You could do something like this to achieve the effect you are after:
$_GET['id']=$somevar;
include('myFile.php');
However, it sounds like you are using this include like some kind of function call (you mention calling it repeatedly with different arguments).
In this case, why not turn it into a regular function, included once and called multiple times?
An include is just like a code insertion. You get in your included code the exact same variables you have in your base code. So you can do this in your main file :
<?
if ($condition == true)
{
$id = 12345;
include 'myFile.php';
}
?>
And in "myFile.php" :
<?
echo 'My id is : ' . $id . '!';
?>
This will output :
My id is 12345 !
If you are going to write this include manually in the PHP file - the answer of Daff is perfect.
Anyway, if you need to do what was the initial question, here is a small simple function to achieve that:
<?php
// Include php file from string with GET parameters
function include_get($phpinclude)
{
// find ? if available
$pos_incl = strpos($phpinclude, '?');
if ($pos_incl !== FALSE)
{
// divide the string in two part, before ? and after
// after ? - the query string
$qry_string = substr($phpinclude, $pos_incl+1);
// before ? - the real name of the file to be included
$phpinclude = substr($phpinclude, 0, $pos_incl);
// transform to array with & as divisor
$arr_qstr = explode('&',$qry_string);
// in $arr_qstr you should have a result like this:
// ('id=123', 'active=no', ...)
foreach ($arr_qstr as $param_value) {
// for each element in above array, split to variable name and its value
list($qstr_name, $qstr_value) = explode('=', $param_value);
// $qstr_name will hold the name of the variable we need - 'id', 'active', ...
// $qstr_value - the corresponding value
// $$qstr_name - this construction creates variable variable
// this means from variable $qstr_name = 'id', adding another $ sign in front you will receive variable $id
// the second iteration will give you variable $active and so on
$$qstr_name = $qstr_value;
}
}
// now it's time to include the real php file
// all necessary variables are already defined and will be in the same scope of included file
include($phpinclude);
}
?>
I'm using this variable variable construction very often.
The simplest way to do this is like this
index.php
<?php $active = 'home'; include 'second.php'; ?>
second.php
<?php echo $active; ?>
You can share variables since you are including 2 files by using "include"
In the file you include, wrap the html in a function.
<?php function($myVar) {?>
<div>
<?php echo $myVar; ?>
</div>
<?php } ?>
In the file where you want it to be included, include the file and then call the function with the parameters you want.
I know this has been a while, however, Iam wondering whether the best way to handle this would be to utilize the be session variable(s)
In your myFile.php you'd have
<?php
$MySomeVAR = $_SESSION['SomeVar'];
?>
And in the calling file
<?php
session_start();
$_SESSION['SomeVar'] = $SomeVAR;
include('myFile.php');
echo $MySomeVAR;
?>
Would this circumvent the "suggested" need to Functionize the whole process?
I have ran into this when doing ajax forms where I include multiple field sets.
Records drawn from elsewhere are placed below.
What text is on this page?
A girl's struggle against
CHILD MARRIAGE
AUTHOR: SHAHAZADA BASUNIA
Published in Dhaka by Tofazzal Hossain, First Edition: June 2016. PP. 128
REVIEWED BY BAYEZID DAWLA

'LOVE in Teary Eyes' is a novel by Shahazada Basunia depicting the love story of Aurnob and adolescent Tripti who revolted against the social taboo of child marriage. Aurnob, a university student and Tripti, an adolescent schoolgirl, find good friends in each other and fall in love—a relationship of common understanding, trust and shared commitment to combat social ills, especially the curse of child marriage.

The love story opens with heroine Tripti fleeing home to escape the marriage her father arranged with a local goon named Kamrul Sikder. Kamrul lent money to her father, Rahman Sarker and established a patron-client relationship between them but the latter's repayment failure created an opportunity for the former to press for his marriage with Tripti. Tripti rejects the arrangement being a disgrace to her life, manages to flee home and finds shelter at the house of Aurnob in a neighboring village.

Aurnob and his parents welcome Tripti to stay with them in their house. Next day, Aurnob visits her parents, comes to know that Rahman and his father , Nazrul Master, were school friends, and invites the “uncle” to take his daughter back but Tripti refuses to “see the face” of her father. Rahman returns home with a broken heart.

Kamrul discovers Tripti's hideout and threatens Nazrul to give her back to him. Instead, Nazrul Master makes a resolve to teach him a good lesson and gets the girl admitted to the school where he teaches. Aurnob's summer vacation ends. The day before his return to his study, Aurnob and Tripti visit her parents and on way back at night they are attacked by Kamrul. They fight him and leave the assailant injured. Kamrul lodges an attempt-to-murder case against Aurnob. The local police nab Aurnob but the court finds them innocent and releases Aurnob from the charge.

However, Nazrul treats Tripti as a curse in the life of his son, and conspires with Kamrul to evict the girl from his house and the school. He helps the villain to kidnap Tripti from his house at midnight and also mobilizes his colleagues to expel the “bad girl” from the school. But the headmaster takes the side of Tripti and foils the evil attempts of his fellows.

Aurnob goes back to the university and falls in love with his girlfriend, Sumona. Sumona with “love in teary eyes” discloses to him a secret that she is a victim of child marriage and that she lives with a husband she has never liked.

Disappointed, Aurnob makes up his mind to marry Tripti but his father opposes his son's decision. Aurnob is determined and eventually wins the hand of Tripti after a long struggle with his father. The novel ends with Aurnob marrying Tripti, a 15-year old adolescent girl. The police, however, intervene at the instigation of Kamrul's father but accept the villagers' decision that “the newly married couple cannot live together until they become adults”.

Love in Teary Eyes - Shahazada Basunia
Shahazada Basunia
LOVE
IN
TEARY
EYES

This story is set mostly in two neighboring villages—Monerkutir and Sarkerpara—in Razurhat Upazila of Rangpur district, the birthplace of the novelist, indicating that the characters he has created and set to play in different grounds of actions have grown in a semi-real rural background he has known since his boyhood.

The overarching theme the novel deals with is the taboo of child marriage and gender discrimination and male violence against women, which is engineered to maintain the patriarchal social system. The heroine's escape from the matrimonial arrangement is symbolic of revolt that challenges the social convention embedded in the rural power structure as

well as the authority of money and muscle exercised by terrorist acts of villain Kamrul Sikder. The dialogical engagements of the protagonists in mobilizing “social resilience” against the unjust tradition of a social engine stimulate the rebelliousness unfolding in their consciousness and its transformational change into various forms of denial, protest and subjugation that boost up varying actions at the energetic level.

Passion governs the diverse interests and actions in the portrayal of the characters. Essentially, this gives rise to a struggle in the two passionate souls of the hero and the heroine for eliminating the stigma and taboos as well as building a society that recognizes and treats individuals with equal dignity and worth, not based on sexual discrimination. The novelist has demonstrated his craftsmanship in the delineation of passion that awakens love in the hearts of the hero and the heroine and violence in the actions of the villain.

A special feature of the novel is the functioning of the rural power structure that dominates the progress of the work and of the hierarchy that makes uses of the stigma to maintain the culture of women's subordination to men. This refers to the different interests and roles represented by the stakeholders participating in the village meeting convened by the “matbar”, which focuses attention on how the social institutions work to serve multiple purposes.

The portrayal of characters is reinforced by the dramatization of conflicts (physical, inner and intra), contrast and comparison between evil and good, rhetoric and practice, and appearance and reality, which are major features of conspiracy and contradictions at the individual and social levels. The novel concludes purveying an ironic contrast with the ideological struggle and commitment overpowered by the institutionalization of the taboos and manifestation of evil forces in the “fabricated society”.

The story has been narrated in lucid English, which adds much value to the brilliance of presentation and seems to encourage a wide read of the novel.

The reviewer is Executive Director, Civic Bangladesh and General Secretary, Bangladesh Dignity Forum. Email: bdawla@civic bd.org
Taking for example an employment application. I start out with one professional reference set and I have a button that says "Add More". This does an ajax call with a $count parameter to include the input set again (name, contact, phone.. etc) This works fine on first page call as I do something like:
<?php
include('references.php');`
?>
User presses a button that makes an ajax call ajax('references.php?count=1'); Then inside the references.php file I have something like:
<?php
$count = isset($_GET['count']) ? $_GET['count'] : 0;
?>
I also have other dynamic includes like this throughout the site that pass parameters. The problem happens when the user presses submit and there is a form error. So now to not duplicate code to include those extra field sets that where dynamically included, i created a function that will setup the include with the appropriate GET params.
<?php
function include_get_params($file) {
$parts = explode('?', $file);
if (isset($parts[1])) {
parse_str($parts[1], $output);
foreach ($output as $key => $value) {
$_GET[$key] = $value;
}
}
include($parts[0]);
}
?>
The function checks for query params, and automatically adds them to the $_GET variable. This has worked pretty good for my use cases.
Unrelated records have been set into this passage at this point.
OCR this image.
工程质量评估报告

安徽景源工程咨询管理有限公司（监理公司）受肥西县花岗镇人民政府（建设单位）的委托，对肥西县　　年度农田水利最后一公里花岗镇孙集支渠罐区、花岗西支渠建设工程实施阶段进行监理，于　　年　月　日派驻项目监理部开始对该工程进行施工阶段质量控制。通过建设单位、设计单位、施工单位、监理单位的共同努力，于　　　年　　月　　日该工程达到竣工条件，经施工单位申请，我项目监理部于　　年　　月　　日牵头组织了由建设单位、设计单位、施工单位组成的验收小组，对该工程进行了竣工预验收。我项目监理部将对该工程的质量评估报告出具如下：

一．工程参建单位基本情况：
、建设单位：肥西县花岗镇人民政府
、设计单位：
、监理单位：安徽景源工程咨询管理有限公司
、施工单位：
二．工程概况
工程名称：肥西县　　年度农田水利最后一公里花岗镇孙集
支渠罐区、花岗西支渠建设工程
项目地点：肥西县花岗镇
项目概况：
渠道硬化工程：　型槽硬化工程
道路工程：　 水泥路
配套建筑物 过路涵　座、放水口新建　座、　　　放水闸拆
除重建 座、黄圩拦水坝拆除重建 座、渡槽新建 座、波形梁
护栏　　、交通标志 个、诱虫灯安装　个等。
Here is an example on the form page when called:
<?php
// We check for a total of 12
for ($i=0; $i<12; $i++) {
if (isset($_POST['references_name_'.$i]) && !empty($_POST['references_name_'.$i])) {
include_get_params(DIR .'references.php?count='. $i);
} else {
break;
}
}
?>
Just another example of including GET params dynamically to accommodate certain use cases. Hope this helps. Please note this code isn't in its complete state but this should be enough to get anyone started pretty good for their use case.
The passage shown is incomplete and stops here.